Dabei gäben die Fakten im vorliegenden Fall wirklich viel Stoff für eine lang anhaltende Berichterstattung. Doch nicht die eigentlichen Fakten stehen im Mittelpunkt der Hofberichterstattung, sondern der inszenierte Kampf zur Aufhetzung von Volksgruppen gegen andere, hier insbesondere von Christen gegen Muslime.
Was war eigentlich passiert? Der Hessische Kulturpreis hatte angeblich eine noble Absicht: Gleichermaßen sollten Vertreter des Christentums, des Judentums und des Islam einen gemeinsamen Preis erhalten, um so eine Annäherung der Religionen zu fördern. Bereits die Auswahl der ersten Preisträger aber offenbarte, dass die Preisverleiher an alles andere gedacht hatten, als eine gleichberechtigte Beteiligung der Religionen. Auszuzeichnende Vertreter des Christentums sollten sein Kardinals Karl Lehmann und des früheren evangelischen Kirchenpräsidenten von Hessen-Nassau, Peter Steinacker. Das Christentum sollte also durch zwei anerkannte und in der religiösen Aktivität ausgezeichnete Persönlichkeiten beider Konfessionen zugegen sein. Ähnlich sah es beim Judentum aus: Der erwählte Preisträger Salomon Korn ist Vorsitzender der Jüdischen Gemeinde Frankfurt am Main sowie Vizepräsident des Zentralrats der Juden in Deutschland.
Wer aber war für den Islam vorgesehen; ein Moscheevorsitzender, ein Vertreter eines der Dachverbände oder gar der amtierende Vorsitzende des Koordinierungsrats der Muslime? Wenn all diese Vertreter nicht vorgesehen waren, war es dann zumindest ein kleinerer Moschee-Mitarbeiter, der durch seine gesellschaftsförderlichen Aktivitäten aufgefallen war? Oder hat man zumindest irgendeinen halbwegs praktizierenden Muslimen nominiert, der – wenn auch nicht im gleichen Niveau wie die Vertreter des Judentums und des Christentums – zumindest den Hauch von Islam in die Preisverleihung mit hineinbringen könnte, weil er zumindest einen Bart hat oder sie ein Kopftuch trägt und von sich behaupten kann, schon einmal den Heiligen Qur’an irgendwo gesehen zu haben?
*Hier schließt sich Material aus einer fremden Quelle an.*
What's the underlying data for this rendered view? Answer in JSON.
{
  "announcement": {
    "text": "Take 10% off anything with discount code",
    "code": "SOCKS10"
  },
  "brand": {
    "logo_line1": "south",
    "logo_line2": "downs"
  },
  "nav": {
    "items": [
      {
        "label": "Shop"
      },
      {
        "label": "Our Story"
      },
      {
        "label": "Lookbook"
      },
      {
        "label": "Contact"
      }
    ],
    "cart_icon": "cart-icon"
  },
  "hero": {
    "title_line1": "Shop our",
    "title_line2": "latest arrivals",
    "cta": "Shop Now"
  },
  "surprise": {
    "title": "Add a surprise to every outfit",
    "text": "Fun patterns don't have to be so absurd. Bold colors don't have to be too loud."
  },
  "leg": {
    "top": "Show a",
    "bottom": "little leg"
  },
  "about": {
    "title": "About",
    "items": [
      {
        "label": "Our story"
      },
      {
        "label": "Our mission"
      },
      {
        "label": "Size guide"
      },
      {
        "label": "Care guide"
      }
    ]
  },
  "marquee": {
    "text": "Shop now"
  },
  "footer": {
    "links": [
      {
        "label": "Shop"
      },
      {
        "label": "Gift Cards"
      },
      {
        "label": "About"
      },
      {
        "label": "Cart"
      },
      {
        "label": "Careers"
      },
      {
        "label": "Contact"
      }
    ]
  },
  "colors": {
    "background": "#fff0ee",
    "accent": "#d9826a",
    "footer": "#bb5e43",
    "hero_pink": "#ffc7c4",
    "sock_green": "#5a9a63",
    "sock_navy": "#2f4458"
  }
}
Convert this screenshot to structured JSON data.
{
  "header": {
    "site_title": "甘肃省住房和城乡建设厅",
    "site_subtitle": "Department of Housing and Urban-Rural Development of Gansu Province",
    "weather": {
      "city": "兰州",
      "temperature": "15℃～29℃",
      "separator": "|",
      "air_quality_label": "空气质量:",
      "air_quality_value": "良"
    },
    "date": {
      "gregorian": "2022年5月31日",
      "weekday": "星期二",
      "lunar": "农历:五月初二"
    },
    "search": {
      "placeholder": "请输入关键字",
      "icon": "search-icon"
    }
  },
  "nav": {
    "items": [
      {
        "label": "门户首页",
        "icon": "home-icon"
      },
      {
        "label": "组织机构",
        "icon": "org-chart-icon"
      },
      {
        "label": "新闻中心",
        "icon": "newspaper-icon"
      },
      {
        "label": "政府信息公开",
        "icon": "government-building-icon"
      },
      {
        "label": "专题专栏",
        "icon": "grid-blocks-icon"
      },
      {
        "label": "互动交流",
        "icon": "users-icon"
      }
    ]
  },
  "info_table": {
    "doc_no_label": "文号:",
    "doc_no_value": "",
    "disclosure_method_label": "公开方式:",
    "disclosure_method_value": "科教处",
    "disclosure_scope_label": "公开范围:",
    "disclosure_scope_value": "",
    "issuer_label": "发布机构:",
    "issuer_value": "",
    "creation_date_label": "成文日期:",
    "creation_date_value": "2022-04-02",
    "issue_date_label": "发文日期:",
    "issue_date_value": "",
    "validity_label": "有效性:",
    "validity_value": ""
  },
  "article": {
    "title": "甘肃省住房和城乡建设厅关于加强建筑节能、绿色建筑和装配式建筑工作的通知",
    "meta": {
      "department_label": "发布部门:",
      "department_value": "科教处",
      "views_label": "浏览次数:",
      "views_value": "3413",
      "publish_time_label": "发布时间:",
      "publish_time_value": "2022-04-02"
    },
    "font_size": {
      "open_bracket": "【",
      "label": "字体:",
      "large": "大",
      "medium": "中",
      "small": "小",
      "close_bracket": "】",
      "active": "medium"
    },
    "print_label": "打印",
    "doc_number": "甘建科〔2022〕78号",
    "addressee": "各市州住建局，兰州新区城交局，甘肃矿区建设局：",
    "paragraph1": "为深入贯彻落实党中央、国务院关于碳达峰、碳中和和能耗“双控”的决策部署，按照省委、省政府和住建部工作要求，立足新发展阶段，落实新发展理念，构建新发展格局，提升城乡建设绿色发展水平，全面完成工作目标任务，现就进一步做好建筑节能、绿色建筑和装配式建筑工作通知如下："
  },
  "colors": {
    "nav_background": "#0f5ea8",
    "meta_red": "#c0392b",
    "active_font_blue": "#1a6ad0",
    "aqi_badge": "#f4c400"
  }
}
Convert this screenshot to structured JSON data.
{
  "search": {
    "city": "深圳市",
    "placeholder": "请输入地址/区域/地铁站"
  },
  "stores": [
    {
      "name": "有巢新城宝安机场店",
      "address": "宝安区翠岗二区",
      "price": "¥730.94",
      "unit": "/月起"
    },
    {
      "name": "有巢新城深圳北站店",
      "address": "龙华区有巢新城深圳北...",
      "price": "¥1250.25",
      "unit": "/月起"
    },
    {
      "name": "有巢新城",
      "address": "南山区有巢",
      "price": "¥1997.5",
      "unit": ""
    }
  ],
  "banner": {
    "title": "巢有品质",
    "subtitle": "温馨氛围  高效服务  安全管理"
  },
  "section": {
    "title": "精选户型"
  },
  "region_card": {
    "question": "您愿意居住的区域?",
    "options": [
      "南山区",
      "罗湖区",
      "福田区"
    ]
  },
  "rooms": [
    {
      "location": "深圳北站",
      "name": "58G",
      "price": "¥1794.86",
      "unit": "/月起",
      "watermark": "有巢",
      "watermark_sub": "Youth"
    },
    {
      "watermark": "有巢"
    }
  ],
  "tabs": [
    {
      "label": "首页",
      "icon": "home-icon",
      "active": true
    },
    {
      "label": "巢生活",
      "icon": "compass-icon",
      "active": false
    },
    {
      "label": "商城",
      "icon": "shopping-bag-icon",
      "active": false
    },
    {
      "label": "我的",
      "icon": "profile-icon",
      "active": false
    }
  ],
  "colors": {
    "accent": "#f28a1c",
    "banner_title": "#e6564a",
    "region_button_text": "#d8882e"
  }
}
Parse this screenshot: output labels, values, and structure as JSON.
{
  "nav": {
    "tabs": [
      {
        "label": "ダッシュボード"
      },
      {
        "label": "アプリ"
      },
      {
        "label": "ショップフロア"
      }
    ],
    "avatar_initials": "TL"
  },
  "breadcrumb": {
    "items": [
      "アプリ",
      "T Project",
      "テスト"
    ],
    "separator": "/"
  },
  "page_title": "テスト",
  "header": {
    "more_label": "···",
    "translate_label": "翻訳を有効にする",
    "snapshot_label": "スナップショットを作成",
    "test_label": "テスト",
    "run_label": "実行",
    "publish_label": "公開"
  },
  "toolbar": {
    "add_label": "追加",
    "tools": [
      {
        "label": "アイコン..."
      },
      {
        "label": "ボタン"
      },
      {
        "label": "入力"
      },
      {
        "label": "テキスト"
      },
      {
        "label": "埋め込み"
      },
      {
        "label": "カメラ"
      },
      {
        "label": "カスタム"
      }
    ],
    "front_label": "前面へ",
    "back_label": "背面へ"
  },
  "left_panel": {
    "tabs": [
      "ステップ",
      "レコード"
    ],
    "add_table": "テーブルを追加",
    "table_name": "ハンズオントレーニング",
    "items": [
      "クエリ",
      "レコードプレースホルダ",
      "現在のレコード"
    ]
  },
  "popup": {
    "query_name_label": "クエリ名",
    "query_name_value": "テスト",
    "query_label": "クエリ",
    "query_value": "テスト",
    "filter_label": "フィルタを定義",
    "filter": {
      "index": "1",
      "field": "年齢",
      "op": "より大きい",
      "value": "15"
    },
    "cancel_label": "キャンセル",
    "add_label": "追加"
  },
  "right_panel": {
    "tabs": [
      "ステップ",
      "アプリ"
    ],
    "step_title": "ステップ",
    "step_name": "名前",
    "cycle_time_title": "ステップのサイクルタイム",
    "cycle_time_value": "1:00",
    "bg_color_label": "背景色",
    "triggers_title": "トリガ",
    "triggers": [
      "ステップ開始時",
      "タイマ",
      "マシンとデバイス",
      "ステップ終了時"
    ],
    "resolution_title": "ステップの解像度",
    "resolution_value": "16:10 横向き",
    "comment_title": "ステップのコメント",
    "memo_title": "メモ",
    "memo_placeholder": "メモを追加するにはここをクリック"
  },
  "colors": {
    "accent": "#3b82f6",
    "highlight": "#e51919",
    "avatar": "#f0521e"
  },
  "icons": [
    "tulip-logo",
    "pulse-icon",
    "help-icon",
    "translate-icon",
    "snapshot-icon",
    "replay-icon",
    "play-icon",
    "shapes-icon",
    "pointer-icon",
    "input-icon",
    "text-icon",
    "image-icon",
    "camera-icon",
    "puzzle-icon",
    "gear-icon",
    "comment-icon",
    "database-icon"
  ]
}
Nein, all das war nicht vorgesehen für die Vertretung des Islam. Den Islam sollte Prof. Fuat Sezgin vertreten; zweifelsohne eine respektable Person mit muslimischen Hintergrund. Er ist türkischer Orientalist, Autor und Herausgeber zahlreicher wissenschaftliche Werke, Professor emeritus für Geschichte der Naturwissenschaften an der Johann Wolfgang Goethe-Universität in Frankfurt am Main sowie Gründer und Leiter des Instituts für Geschichte der arabisch-islamischen Wissenschaften. Er ist Träger des König-Faisal-Preises für Islamwissenschaften (1978), der Goetheplakette der Stadt Frankfurt am Main (1980), erhielt den Bundesverdienstkreuz 1. Klasse der Bundesrepublik Deutschland (1982) und das Große Verdienstkreuz des Verdienstordens der Bundesrepublik Deutschland (2001). Zugegeben, die letzten drei Auszeichnungen mögen in Deutschland auf Anerkennung stoßen, aber sie demonstrieren nicht unbedingt die besondere Nähe zum Islam und den Muslimen in Deutschland. Und der erste Preis ist die Auszeichnung von einem wahabitisch-diktatorischen System, das ebenfalls nicht unbedingt die Begeisterung der hiesigen Muslime finden wird. Jegliche Aktivitäten von ihm in hiesigen muslimischen Gemeinden sind zumindest nicht bekannt.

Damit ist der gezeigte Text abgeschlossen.